Il y a du vrai dans toutes les interventions que nous venons d'entendre. Elles reflètent moins des postures idéologiques qu'une réflexion collective de philosophie politique sur ce que doit être la place de l'État dans une économie moderne.
Pour moi, la participation de l'État au capital d'une entreprise n'est qu'un moyen, non une fin. Nous fixons trois objectifs à l'intervention de l'État dans l'économie réelle : la régulation, le soutien à l'innovation et la protection. Pour atteindre ces trois objectifs, nous sommes prêts à considérer une éventuelle montée dans le capital des entreprises – permanente ou temporaire – l'obtention d'actions préférentielles… Ces moyens ne sont cependant que la voie empruntée pour atteindre les trois objectifs stratégiques – réguler, innover, protéger.
Qu'est-ce, en outre, qu'un intérêt stratégique ? J'ai rejoint en 2009 la Caisse de dépôt et placement du Québec. Orientée vers des investissements publics de long terme, elle venait de perdre, en 2008, beaucoup d'argent. Parmi les trois investissements qui avaient coûté le plus à la caisse, il y avait un investissement minoritaire dans l'aéroport de Heathrow. Monsieur Vallaud, quand vous soutenez que les dividendes d'un aéroport sont assez stables, je vous engage à vous interroger sur leur pérennité – et sur leur stabilité. Si les choses vont bien aujourd'hui, elles peuvent aller moins bien demain. J'en ai vu un exemple concret.
La Caisse a cependant gardé cet investissement. J'ai pu ainsi constater que le plan d'affaires d'un aéroport repose d'abord sur les revenus, normalement stables et récurrents, tirés des boutiques.

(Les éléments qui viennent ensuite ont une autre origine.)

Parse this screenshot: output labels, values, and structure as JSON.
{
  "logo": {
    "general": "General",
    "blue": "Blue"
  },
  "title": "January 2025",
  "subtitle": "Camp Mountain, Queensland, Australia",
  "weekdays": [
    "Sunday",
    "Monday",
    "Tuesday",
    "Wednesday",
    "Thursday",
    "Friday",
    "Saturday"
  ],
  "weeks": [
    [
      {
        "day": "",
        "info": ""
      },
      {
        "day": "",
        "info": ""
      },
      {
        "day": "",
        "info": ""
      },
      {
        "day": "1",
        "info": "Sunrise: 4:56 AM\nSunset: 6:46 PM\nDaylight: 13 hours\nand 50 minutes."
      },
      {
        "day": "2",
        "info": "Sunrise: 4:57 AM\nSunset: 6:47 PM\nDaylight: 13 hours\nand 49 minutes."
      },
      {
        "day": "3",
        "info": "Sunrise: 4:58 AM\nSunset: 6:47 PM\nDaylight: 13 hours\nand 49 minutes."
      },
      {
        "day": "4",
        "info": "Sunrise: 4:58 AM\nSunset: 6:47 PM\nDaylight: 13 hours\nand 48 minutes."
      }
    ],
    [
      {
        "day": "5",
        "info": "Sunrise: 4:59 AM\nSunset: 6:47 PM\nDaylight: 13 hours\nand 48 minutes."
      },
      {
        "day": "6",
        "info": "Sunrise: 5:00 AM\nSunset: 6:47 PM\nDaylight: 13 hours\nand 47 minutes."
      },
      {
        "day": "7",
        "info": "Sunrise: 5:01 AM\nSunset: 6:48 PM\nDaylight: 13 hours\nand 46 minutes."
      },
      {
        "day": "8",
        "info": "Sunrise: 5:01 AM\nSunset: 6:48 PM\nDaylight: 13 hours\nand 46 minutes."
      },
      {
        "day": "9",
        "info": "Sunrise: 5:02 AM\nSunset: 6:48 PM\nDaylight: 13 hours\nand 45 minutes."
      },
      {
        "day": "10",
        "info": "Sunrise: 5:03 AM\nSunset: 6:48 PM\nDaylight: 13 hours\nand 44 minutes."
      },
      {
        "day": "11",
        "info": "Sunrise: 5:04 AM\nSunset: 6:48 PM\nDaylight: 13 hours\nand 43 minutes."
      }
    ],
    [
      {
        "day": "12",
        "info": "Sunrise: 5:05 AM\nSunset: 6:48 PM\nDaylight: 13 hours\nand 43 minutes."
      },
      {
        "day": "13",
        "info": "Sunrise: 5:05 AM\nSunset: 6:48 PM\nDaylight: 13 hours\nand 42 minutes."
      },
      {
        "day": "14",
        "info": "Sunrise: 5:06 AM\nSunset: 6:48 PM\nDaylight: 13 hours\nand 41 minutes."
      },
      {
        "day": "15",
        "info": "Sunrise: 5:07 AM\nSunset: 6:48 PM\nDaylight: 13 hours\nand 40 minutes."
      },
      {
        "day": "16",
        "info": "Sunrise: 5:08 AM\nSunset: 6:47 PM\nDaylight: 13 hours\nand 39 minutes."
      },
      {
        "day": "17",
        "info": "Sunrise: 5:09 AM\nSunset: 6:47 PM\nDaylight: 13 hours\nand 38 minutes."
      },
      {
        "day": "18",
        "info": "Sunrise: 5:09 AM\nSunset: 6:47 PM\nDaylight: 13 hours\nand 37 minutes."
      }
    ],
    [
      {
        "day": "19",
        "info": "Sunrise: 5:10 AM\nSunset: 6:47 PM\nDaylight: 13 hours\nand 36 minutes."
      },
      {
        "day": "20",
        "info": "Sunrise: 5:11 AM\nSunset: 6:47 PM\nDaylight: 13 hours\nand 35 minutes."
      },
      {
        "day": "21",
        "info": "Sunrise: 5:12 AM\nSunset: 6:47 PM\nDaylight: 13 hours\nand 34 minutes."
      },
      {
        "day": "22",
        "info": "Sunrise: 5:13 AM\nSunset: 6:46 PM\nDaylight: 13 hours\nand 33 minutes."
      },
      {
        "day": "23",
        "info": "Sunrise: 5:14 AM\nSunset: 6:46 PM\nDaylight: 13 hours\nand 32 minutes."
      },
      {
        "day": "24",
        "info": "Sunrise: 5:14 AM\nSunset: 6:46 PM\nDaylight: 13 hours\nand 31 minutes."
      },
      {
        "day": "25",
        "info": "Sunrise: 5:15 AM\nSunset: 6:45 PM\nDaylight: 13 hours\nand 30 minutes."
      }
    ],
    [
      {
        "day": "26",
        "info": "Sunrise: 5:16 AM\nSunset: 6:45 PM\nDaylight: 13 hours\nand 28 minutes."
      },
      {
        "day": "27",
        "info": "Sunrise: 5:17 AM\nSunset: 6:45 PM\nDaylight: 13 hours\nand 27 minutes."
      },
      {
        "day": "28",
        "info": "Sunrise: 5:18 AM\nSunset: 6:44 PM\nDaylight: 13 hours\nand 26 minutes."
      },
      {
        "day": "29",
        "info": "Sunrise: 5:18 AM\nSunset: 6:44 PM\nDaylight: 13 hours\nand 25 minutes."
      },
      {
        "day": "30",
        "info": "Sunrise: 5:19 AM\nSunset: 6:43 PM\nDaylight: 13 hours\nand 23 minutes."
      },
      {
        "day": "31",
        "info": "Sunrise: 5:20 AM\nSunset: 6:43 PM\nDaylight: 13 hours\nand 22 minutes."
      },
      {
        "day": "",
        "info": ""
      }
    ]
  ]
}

Un aéroport, c'est un centre commercial avec des ailes ! Eh bien, à mon sens, le secteur stratégique de l'État n'englobe pas les centres commerciaux avec des ailes… Certes, un aéroport ne se réduit pas à cela. Il y aussi des enjeux de bien commun : la sécurité, la fixation des tarifs, des enjeux environnementaux essentiels, tels que la pollution de l'air ou le bruit. Sur ces sujets-là, il est en effet essentiel que l'État garde une main. C'est bien ce que prévoit ce projet de loi. Il prévoit également que la régulation et l'encadrement des tarifs seront définis dans le cadre d'une négociation entre l'État et le concessionnaire. Si, dans le cadre de cette négociation, l'État veut avoir un impact, que ce soit sur les investissements ou sur la fixation des tarifs, il le pourra.
Quant à Air France, elle est engagée dans une compétition mondiale. Nous souhaitons tous qu'elle l'emporte dans cette bataille difficile, qui met aux prises des compagnies du monde entier. Pour qu'Air France gagne cette compétition mondiale, il faut aussi que son hub soit de classe mondiale. Sans être aujourd'hui dans les premiers de la classe, il se place dans le premier tiers. Il faut que son développement se poursuive ; or les besoins d'investissements sont énormes. Air France ne sera puissante que si son hub est puissant et se développe. La compétition mondiale engagée du côté des compagnies trouve son équivalent dans la compétition engagée entre les aéroports.
Comme élu en Amérique du Nord, il m'arrive de passer pas mal de temps dans les aéroports américains. Je ne pense pas qu'ils soient des exemples d'efficacité, de propreté ou de qualité du service. Certes, ils sont tous publics ; mais ils ne fonctionnent pas très bien. Quand vous consultez le classement des cent premiers aéroports mondiaux, classement établi par les voyageurs, le premier aéroport américain est celui de Cincinnati, à la trente-quatrième place ; celui de Houston est quarante-huitième et celui de San Francisco cinquante-et-unième.
Je pense que notre aéroport national peut faire mieux et que le projet proposé permettra d'y arriver.